Egli dovrebbe coltivare la sua saggezza: approfondire, discutere meditare, visto che il tempo è la sua grande risorsa. Dovrebbe dar prova di una lettura equilibrata di ciò che succede, senza lasciarsi travolgere dall’emotività del presente, senza dimenticare le lezioni della storia vissute sulla sua pelle, senza perdere la fiducia e la speranza in un mondo capace di risollevarsi, di cambiare. Dovrebbe essere per i più giovani un porto calmo al quale ritornare, una sorgente da cui trarre nutrimento, un punto di riferimento nella tempesta del vivere.

 

Ma per far questo, deve sforzarsi di non fare la vittima: vittima dei suoi mali, del mondo che cambia, dei figli insensibili, dei partner egoisti. Deve uscire da quell’atteggiamento “ristretto” (e perciò rinunciatario) per cui il proprio orizzonte si ferma alla porta del proprio appartamento, ai propri parenti, al massimo a qualche amico di vecchia data.

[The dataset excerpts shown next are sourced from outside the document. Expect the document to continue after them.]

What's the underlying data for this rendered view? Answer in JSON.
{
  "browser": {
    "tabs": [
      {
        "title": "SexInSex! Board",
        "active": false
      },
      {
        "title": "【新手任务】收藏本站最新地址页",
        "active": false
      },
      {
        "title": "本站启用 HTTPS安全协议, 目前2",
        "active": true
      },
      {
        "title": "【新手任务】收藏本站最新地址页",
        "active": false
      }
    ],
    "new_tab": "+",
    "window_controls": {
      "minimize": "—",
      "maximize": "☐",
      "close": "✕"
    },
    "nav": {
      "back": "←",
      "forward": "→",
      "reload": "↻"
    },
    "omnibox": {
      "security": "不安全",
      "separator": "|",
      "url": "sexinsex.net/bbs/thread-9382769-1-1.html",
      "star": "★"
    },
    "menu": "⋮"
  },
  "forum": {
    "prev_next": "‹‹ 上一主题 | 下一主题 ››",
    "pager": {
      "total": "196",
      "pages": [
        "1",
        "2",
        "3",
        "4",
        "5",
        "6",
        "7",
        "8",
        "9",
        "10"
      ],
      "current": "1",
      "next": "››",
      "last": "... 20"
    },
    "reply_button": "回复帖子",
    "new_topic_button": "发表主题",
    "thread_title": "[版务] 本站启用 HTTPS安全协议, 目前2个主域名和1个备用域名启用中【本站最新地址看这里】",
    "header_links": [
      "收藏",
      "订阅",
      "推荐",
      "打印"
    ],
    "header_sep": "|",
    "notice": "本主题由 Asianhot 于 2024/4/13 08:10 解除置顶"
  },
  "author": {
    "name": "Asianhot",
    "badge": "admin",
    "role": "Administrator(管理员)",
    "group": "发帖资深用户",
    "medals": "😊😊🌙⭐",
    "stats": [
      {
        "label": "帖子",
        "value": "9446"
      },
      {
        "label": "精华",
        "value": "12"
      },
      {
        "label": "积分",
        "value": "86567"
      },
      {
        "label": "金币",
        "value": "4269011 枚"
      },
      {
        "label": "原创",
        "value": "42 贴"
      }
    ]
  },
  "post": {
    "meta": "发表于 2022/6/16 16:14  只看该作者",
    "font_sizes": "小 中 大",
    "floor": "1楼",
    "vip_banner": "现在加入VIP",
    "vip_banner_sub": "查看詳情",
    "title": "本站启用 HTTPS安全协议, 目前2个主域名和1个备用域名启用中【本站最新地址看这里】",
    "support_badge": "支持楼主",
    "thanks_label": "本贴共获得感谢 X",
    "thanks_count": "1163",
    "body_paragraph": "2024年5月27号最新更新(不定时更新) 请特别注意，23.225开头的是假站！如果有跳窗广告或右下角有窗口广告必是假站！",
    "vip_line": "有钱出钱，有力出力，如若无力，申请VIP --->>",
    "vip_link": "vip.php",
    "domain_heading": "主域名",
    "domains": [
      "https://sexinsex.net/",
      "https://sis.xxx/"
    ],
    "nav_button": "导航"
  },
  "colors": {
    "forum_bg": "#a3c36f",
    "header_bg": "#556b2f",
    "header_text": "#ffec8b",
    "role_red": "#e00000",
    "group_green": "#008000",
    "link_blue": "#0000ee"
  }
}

Deve aprirsi invece al mondo, farsi accogliente verso tutti, abbracciare con la tenerezza, che dovrebbe venire proprio dallo sperimentare la sofferenza e il limite, chiunque sia povero e solo… E sorridere sempre con benevolenza.Sorridere e abbracciare non esige né forza, né salute, né ricchezza. Esige però che non si abdichi mai alla propria umanità .

 

Infatti non si è mai troppo vecchi per donarsi.
Nei modi e nei tempi che le forze e la salute permettono. Anche solo parlare, mettere a disposizione i propri saperi, incoraggiare, consolare. Penso che così molte abissali solitudini verrebbero colmate, molto tempo davanti alla tv riempito di senso, molta tristezza cancellata dalla gioia del farsi prossimo.

 

Infine l’anziano dovrebbe insegnare ad accettare la morte, mistero oggi sempre più rifuggito, ignorato, nascosto. Ma pure incombente. 

 

Immagino che un vecchio, ormai vicino alla meta, dovrebbe aiutare tutti a riflettere su questo passaggio, che accomunando tutti, tutti ci rende fratelli, sulla fragilità del nostro essere, sull’ineluttabilità del tempo che passa, sulla gerarchia di valori spesso sbagliata che guida le nostre scelte, sul valore assoluto dell’aver combattuto “una buona battaglia”.

 

E se hanno avuto fede in un Dio che salva, che accoglie, che si è fatto “perdente” per amore degli uomini, è proprio ora, al culmine della debolezza e della fragilità, che possono esserne veri e coerenti testimoni.